Da allora, Bella chiama Bestia, con varianti sul tema, pittoriche da Bosch a Van Dyck e Füssli, letterarie in Shakespeare (nel Sogno di una notte di mezza estate la regina Titania, bevuto un filtro galeotto, si innamora di Bottom, il buffone deforme con testa d’asino), Calvino (in Fiabe italiane trascrive il racconto calabrese Il Re serpente e quello toscano Bellinda e il Mostro), gli immancabili fratelli Grimm (Pelle d’orso e Hans Porcospino). 
Corsi e ricorsi delle fiabe.
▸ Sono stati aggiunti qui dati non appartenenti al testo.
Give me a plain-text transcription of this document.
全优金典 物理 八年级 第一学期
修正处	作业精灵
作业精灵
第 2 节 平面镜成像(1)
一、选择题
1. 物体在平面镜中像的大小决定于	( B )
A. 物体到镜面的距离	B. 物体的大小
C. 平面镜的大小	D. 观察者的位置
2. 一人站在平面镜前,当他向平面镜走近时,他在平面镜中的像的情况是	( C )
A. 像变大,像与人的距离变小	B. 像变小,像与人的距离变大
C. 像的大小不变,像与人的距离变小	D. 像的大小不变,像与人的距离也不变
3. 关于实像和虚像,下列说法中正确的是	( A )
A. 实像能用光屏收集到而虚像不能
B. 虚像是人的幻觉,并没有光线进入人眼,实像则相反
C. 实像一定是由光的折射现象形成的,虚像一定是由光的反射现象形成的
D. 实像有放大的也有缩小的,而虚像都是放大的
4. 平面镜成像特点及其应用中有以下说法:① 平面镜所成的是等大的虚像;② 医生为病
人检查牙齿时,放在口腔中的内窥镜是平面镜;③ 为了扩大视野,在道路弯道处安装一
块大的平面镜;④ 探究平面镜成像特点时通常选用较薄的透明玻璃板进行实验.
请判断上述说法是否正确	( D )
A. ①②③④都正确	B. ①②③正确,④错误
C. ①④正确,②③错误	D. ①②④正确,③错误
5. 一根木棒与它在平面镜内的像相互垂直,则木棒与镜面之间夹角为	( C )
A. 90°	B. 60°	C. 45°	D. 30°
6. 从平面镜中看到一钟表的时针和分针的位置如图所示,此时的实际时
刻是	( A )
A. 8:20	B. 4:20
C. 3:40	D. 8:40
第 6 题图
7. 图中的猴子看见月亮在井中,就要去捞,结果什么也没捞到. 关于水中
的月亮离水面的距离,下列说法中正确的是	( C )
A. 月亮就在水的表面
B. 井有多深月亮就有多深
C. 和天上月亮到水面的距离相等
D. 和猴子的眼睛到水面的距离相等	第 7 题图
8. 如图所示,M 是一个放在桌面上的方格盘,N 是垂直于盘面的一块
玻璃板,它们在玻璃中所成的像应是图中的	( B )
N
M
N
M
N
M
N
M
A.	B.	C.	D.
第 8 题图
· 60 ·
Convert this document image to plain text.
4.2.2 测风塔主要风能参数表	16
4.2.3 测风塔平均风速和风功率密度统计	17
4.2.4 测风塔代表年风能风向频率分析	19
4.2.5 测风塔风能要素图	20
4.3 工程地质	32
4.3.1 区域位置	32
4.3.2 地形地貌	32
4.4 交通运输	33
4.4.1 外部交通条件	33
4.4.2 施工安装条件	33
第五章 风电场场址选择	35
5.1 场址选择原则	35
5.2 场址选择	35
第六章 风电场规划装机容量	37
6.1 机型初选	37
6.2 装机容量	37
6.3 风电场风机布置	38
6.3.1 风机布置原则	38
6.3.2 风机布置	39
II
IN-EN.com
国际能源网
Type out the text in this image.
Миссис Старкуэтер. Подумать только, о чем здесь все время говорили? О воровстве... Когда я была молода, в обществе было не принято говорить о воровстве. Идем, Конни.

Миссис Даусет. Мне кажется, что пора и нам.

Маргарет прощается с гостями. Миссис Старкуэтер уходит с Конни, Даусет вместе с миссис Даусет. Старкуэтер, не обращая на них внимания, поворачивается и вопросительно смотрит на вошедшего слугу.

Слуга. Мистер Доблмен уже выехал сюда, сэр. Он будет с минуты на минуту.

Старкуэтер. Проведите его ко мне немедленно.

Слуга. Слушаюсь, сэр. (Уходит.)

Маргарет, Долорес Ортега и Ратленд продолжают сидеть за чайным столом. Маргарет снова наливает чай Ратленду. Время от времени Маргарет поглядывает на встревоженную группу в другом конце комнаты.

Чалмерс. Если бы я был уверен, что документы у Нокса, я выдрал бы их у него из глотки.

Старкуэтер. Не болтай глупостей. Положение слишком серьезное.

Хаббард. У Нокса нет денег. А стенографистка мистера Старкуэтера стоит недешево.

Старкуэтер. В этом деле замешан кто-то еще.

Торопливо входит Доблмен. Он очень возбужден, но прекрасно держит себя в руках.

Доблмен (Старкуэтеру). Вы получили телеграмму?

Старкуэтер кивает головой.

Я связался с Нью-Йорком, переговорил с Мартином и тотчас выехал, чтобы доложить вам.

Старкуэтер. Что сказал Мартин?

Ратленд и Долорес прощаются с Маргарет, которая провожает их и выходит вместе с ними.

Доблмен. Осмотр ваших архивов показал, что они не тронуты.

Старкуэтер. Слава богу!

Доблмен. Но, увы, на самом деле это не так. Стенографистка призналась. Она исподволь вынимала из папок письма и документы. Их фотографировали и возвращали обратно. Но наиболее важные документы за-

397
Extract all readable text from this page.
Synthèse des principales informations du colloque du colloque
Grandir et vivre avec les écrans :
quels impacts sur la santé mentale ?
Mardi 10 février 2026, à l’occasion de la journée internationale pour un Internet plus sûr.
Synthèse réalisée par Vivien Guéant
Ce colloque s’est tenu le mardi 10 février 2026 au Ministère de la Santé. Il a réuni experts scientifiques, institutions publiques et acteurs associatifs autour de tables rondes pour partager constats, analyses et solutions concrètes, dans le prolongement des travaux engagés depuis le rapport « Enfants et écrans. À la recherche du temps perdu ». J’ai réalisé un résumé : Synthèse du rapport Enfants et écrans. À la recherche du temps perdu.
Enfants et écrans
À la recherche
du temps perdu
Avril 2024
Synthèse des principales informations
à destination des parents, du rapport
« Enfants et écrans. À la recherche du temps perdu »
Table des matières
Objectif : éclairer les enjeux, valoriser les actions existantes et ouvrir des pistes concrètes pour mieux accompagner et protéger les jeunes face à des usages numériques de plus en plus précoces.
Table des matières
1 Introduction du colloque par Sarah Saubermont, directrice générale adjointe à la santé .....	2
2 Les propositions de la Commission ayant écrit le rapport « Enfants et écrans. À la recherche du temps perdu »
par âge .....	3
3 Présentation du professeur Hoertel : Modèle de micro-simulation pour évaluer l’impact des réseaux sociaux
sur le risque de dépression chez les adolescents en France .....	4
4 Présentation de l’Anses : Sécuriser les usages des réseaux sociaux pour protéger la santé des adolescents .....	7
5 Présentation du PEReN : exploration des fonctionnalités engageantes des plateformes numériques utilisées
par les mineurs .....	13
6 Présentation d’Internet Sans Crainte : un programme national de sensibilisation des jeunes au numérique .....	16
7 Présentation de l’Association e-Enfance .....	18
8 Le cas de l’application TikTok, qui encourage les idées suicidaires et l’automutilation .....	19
A dipanare l’intreccio delle suggestioni ci pensano i catalogatori (Aarne-Thompson elenca centosettantanove racconti con lo stesso soggetto) che nel canone 425 individuano il tema della fanciulla che va in sposa a una creatura mostruosa dalle sembianze animali. 
La prima a fissare il canone fu Gabrielle-Suzanne Barbot de Villeneuve, autrice di Les Contes marins, ou la Jeune Américaine pubblicato nel 1740 in Olanda, una raccolta di fiabe narrate da una dama di compagnia alla sua giovane padroncina durante il Gran Tour d’Europa: tra i racconti, La Bella e la Bestia ci arriva con tutta la tensione erotica sprigionata dalla convivenza forzata dei due futuri amanti (Bella accetterà di accoppiarsi alla Bestia e lo libererà dall’incantesimo) e con un’implicita critica alle convenzione sociale dei matrimoni combinati e alla sofferta condizione della donna. 
Non c’è da stupirsi che a questa versione sia stata preferita quella molto più breve e addomesticata di Jeanne-Marie Leprince de Beaumont data alle stampe nel 1756 in «Magasins des enfants, ou dialogues entre une sage gouvernante et pleusieurs de ses élèves». A Madame de Beaumont ha attinto la Disney, nel ’91, per il film di animazione Beauty and the Beast (il primo del genere a essere nominato come migliore pellicola), Oscar per la colonna sonora e la migliore canzone originale composte da Alan Menken e Howard Ashman, con regia di Kirk Wise e Gary Trousdale, sceneggiatura di Linda Woolverton. 
Rispetto alle fonti letterarie il cartoon si prende qualche libertà: vengono aggiunti il personaggio di Gaston, bellimbusto tutto muscoli, e una gustosissima corte di servitori della Bestia trasformati dall’incantesimo in oggetti. 
Squadra vincente non si cambia e ritroviamo Woolverton e Menken (al compianto Ashman, deceduto per Aids, subentrò Tim Rice) tra i nomi che firmano la versione teatrale tratta dal cartoon che la Disney presentò nel 1994 a Broadway, dove restò in scena per 13 anni.